Dishonour of Cheque: Non payment of a cheque by the paying banker with a return memo giving reasons for the non-payment.
Digital Signature: A digital signature or digital signature scheme is a type of symmetric cryptography used to simulate the security properties of a signature in digital, rather than written, form. Digital signature scheme normally give two algorithms, one for singing which involves the user's secret or private key, and one for verifying signatures which involves the user's public key.

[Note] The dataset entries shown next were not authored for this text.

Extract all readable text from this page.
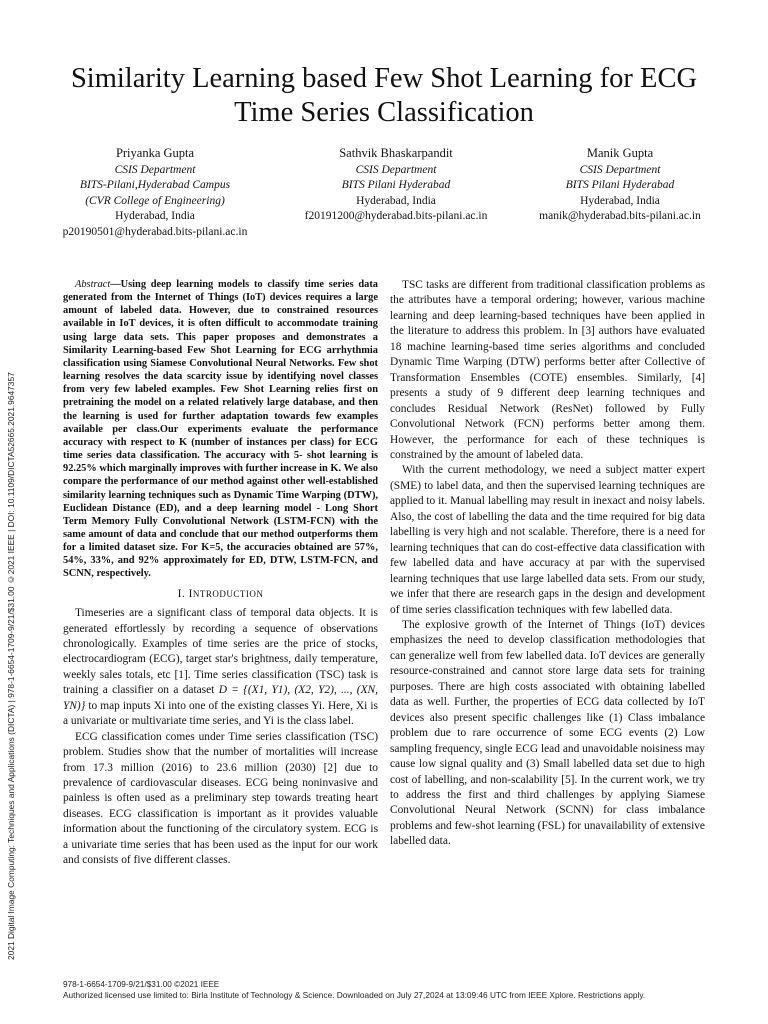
2021 Digital Image Computing: Techniques and Applications (DICTA) | 978-1-6654-1709-9/21/$31.00 ©2021 IEEE | DOI: 10.1109/DICTA52665.2021.9647357
Similarity Learning based Few Shot Learning for ECG Time Series Classification
Priyanka Gupta
CSIS Department
BITS-Pilani,Hyderabad Campus
(CVR College of Engineering)
Hyderabad, India
p20190501@hyderabad.bits-pilani.ac.in
Sathvik Bhaskarpandit
CSIS Department
BITS Pilani Hyderabad
Hyderabad, India
f20191200@hyderabad.bits-pilani.ac.in
Manik Gupta
CSIS Department
BITS Pilani Hyderabad
Hyderabad, India
manik@hyderabad.bits-pilani.ac.in

Abstract—Using deep learning models to classify time series data generated from the Internet of Things (IoT) devices requires a large amount of labeled data. However, due to constrained resources available in IoT devices, it is often difficult to accommodate training using large data sets. This paper proposes and demonstrates a Similarity Learning-based Few Shot Learning for ECG arrhythmia classification using Siamese Convolutional Neural Networks. Few shot learning resolves the data scarcity issue by identifying novel classes from very few labeled examples. Few Shot Learning relies first on pretraining the model on a related relatively large database, and then the learning is used for further adaptation towards few examples available per class.Our experiments evaluate the performance accuracy with respect to K (number of instances per class) for ECG time series data classification. The accuracy with 5- shot learning is 92.25% which marginally improves with further increase in K. We also compare the performance of our method against other well-established similarity learning techniques such as Dynamic Time Warping (DTW), Euclidean Distance (ED), and a deep learning model - Long Short Term Memory Fully Convolutional Network (LSTM-FCN) with the same amount of data and conclude that our method outperforms them for a limited dataset size. For K=5, the accuracies obtained are 57%, 54%, 33%, and 92% approximately for ED, DTW, LSTM-FCN, and SCNN, respectively.

I. INTRODUCTION

Timeseries are a significant class of temporal data objects. It is generated effortlessly by recording a sequence of observations chronologically. Examples of time series are the price of stocks, electrocardiogram (ECG), target star's brightness, daily temperature, weekly sales totals, etc [1]. Time series classification (TSC) task is training a classifier on a dataset D = {(X1, Y1), (X2, Y2), ..., (XN, YN)} to map inputs Xi into one of the existing classes Yi. Here, Xi is a univariate or multivariate time series, and Yi is the class label.

ECG classification comes under Time series classification (TSC) problem. Studies show that the number of mortalities will increase from 17.3 million (2016) to 23.6 million (2030) [2] due to prevalence of cardiovascular diseases. ECG being noninvasive and painless is often used as a preliminary step towards treating heart diseases. ECG classification is important as it provides valuable information about the functioning of the circulatory system. ECG is a univariate time series that has been used as the input for our work and consists of five different classes.

TSC tasks are different from traditional classification problems as the attributes have a temporal ordering; however, various machine learning and deep learning-based techniques have been applied in the literature to address this problem. In [3] authors have evaluated 18 machine learning-based time series algorithms and concluded Dynamic Time Warping (DTW) performs better after Collective of Transformation Ensembles (COTE) ensembles. Similarly, [4] presents a study of 9 different deep learning techniques and concludes Residual Network (ResNet) followed by Fully Convolutional Network (FCN) performs better among them. However, the performance for each of these techniques is constrained by the amount of labeled data.

With the current methodology, we need a subject matter expert (SME) to label data, and then the supervised learning techniques are applied to it. Manual labelling may result in inexact and noisy labels. Also, the cost of labelling the data and the time required for big data labelling is very high and not scalable. Therefore, there is a need for learning techniques that can do cost-effective data classification with few labelled data and have accuracy at par with the supervised learning techniques that use large labelled data sets. From our study, we infer that there are research gaps in the design and development of time series classification techniques with few labelled data.

The explosive growth of the Internet of Things (IoT) devices emphasizes the need to develop classification methodologies that can generalize well from few labelled data. IoT devices are generally resource-constrained and cannot store large data sets for training purposes. There are high costs associated with obtaining labelled data as well. Further, the properties of ECG data collected by IoT devices also present specific challenges like (1) Class imbalance problem due to rare occurrence of some ECG events (2) Low sampling frequency, single ECG lead and unavoidable noisiness may cause low signal quality and (3) Small labelled data set due to high cost of labelling, and non-scalability [5]. In the current work, we try to address the first and third challenges by applying Siamese Convolutional Neural Network (SCNN) for class imbalance problems and few-shot learning (FSL) for unavailability of extensive labelled data.

978-1-6654-1709-9/21/$31.00 ©2021 IEEE
Authorized licensed use limited to: Birla Institute of Technology & Science. Downloaded on July 27,2024 at 13:09:46 UTC from IEEE Xplore. Restrictions apply.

The output of the signature process is called the 'digital signature'. Digital signatures, likes written signatures, are used to provide authentication of the associated input, usually called a 'massage'.
Money Market: Money market is the network of banks, financial institutions who deals in money market instrument of short terms like CP, CD and Treasury bills of Government. it is not an organized market like Bombay Stock Exchange.
Underwriting: Underwriting is an agreement by the underwriter to buy on a fixed date and at a fix rate, the unsubscribed portion of share or debentures or other issues. Underwriter gets commission for this agreement.
Rescheduling of Payment: Rearranging the repayment of a debt over a longer period than originally agreed upon due to financial difficulties of the borrower.
Virus: This is an acronym of "Vital Information Resource Under Seize". A virus is a program that can pass malicious code to the other non-malicious programs by modifying them. The term 'Virus' was coined because the affected programs act like a biological virus, it infects other healthy subjects by attaching itself to the program and either destroying it or co-existing with it.
Restrictive Endorsement: Where endorser desires that instrument is to be paid to particular person only, he restricts further negotiation or transfer by such words as " Pay to Ashok only". Now Ashok cannot negotiate the instrument further.
Creditor: A person / institution which extends credit to others.
Bouncing of a cheque: Where an account does not have sufficient balance to honour the cheque issued by the customer, the cheque is returned by the bank with reason "fund insufficient" or "Exceeds arrangement". this is known as 'Bouncing of a cheque'.
Certificate of Deposit: Certificate of Deposit are negotiable receipts in a bearer from which can be freely traded among investors. This is also a money market instrument, issued for a period ranging from 7 days to one year. The minimum deposit amount is Rs. 1 lakh and the are transferable by endorsement and delivery.
Demand Deposits: Deposits which can be withdrawn on demand by customers. E.g. saving bank and current account deposit.